LEDビジョンの施工にあたっては、各種法規制に則り許認可申請が必要になる場合があります。特に屋外設置や大型ビジョンの場合、事前に確認しておかないと「設置できない」「撤去を求められる」といったトラブルにつながるおそれもあるため注意しましょう。

屋外広告物条例

屋外にLEDビジョンを設置する場合、多くの自治体で定められている「屋外広告物条例」の対象となる可能性があります。この条例は景観の保護や安全確保を目的としており、広告物の大きさや設置場所、表示方法などに一定の制限が設けられています。
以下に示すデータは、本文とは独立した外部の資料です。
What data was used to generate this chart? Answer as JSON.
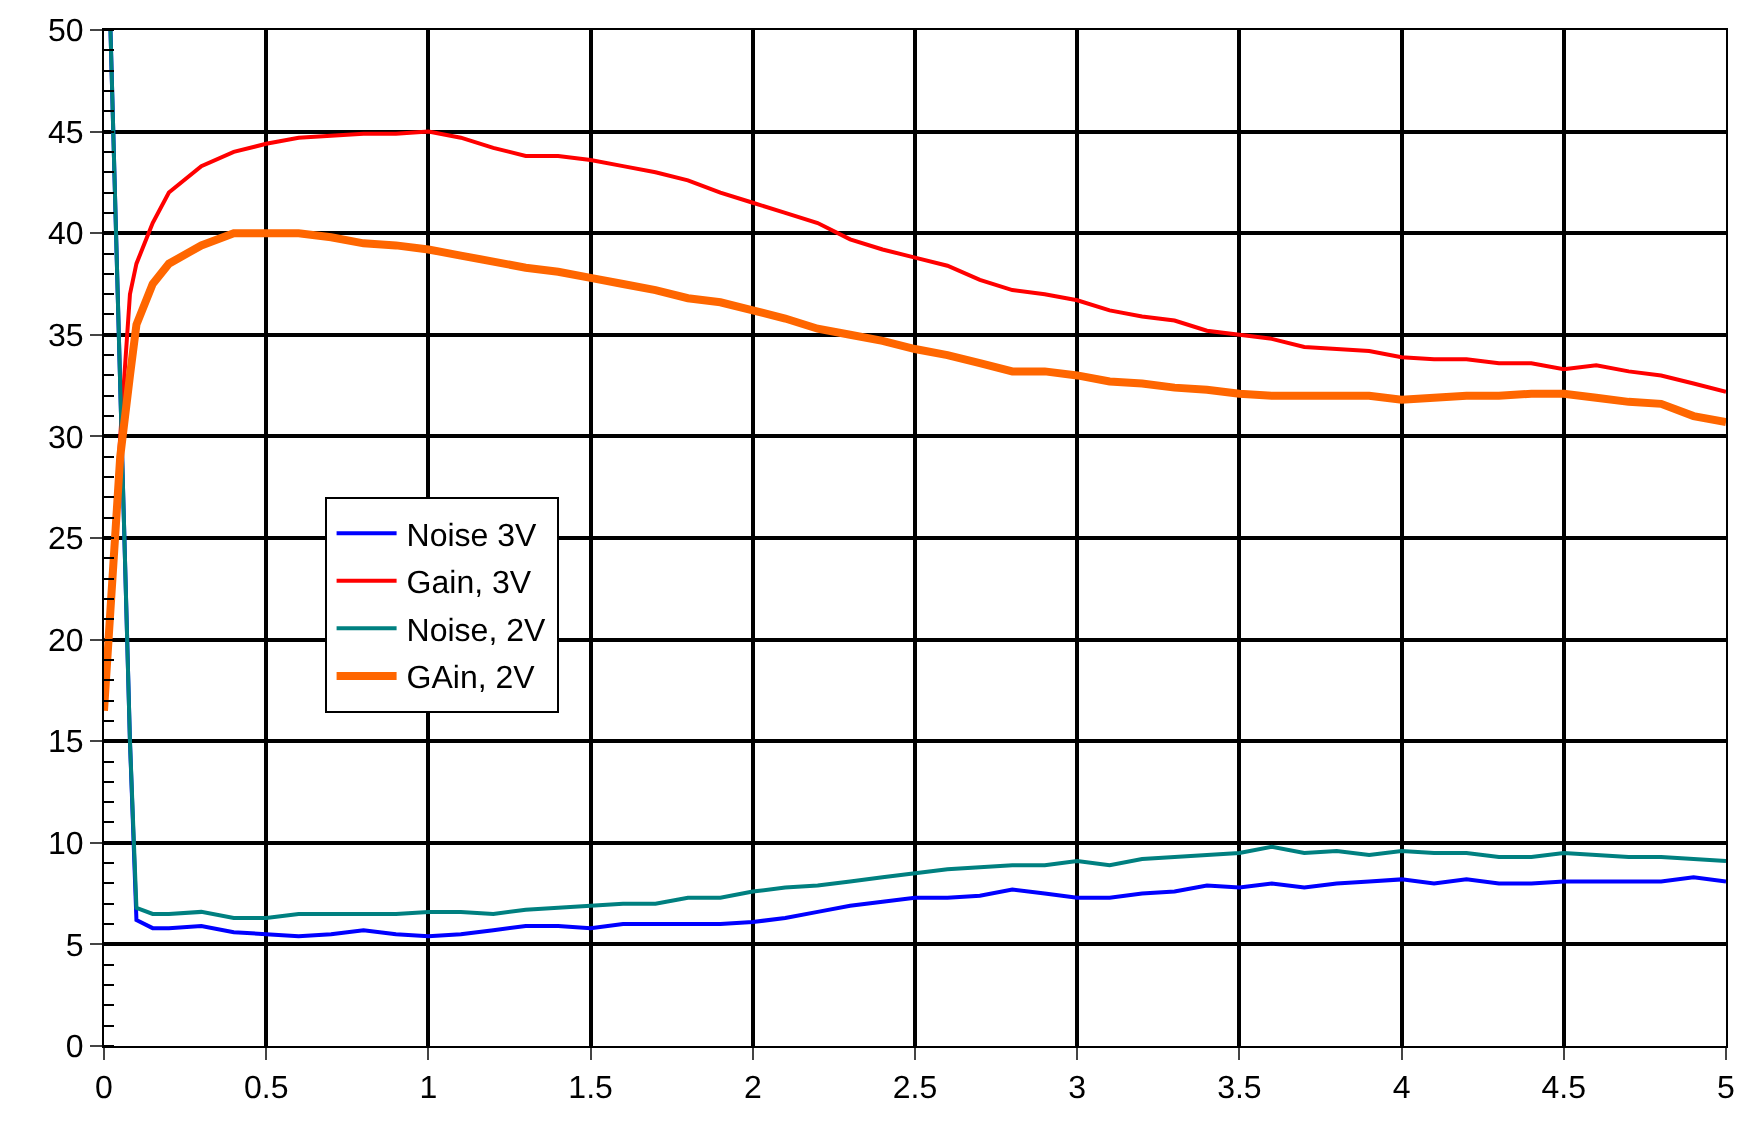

地域によっては事前の申請や許可が必要になることも多く、仮に無許可で設置した場合、是正指導や撤去命令の対象となることもあるため必ず事前に確認しておきましょう。

建築基準法との関係

LEDビジョンの設置方法によっては、建築基準法の規制を受ける可能性があります。特に建物の外壁に固定する大型ビジョンや独立した構造物として設置する場合は、建築物や工作物として扱われることがあります。

この場合、構造安全性の確保や耐風・耐震性能の検討が必要となり、場合によっては確認申請が求められることも少なくありません。

電気工事に関する規制

LEDビジョンの設置には電源工事や配線作業が伴うため、電気工事に関する法規制にも注意が必要です。日本では一定規模以上の電気工事は有資格者(電気工事士)による施工が義務付けられています。

無資格者による施工や不適切な配線は感電や火災など重大な事故につながる可能性があるため絶対に避けましょう。また、施工内容によっては電力会社への申請や設備の届出が必要になる場合もあります。

安全かつ適法に運用するためにも、電気工事に関しては必ず専門業者に依頼することが重要です。

LEDビジョンの施工は信頼性の高い設計と業者選びが重要

LEDビジョンの施工は単なる設置作業ではなく、事前の計画と業者選びによって成果が大きく左右されます。設置環境や用途に応じた適切な設計を行わなければ十分な効果が得られないだけでなく、安全性や耐久性にも影響が出る可能性もあるのです。

また、施工品質やアフターサポートは業者によって差があるため、実績や対応範囲をしっかり見極めることが重要です。LEDビジョンの導入効果を最大限に引き出すためにも、事前準備と信頼できる専門業者の選定を心がけましょう。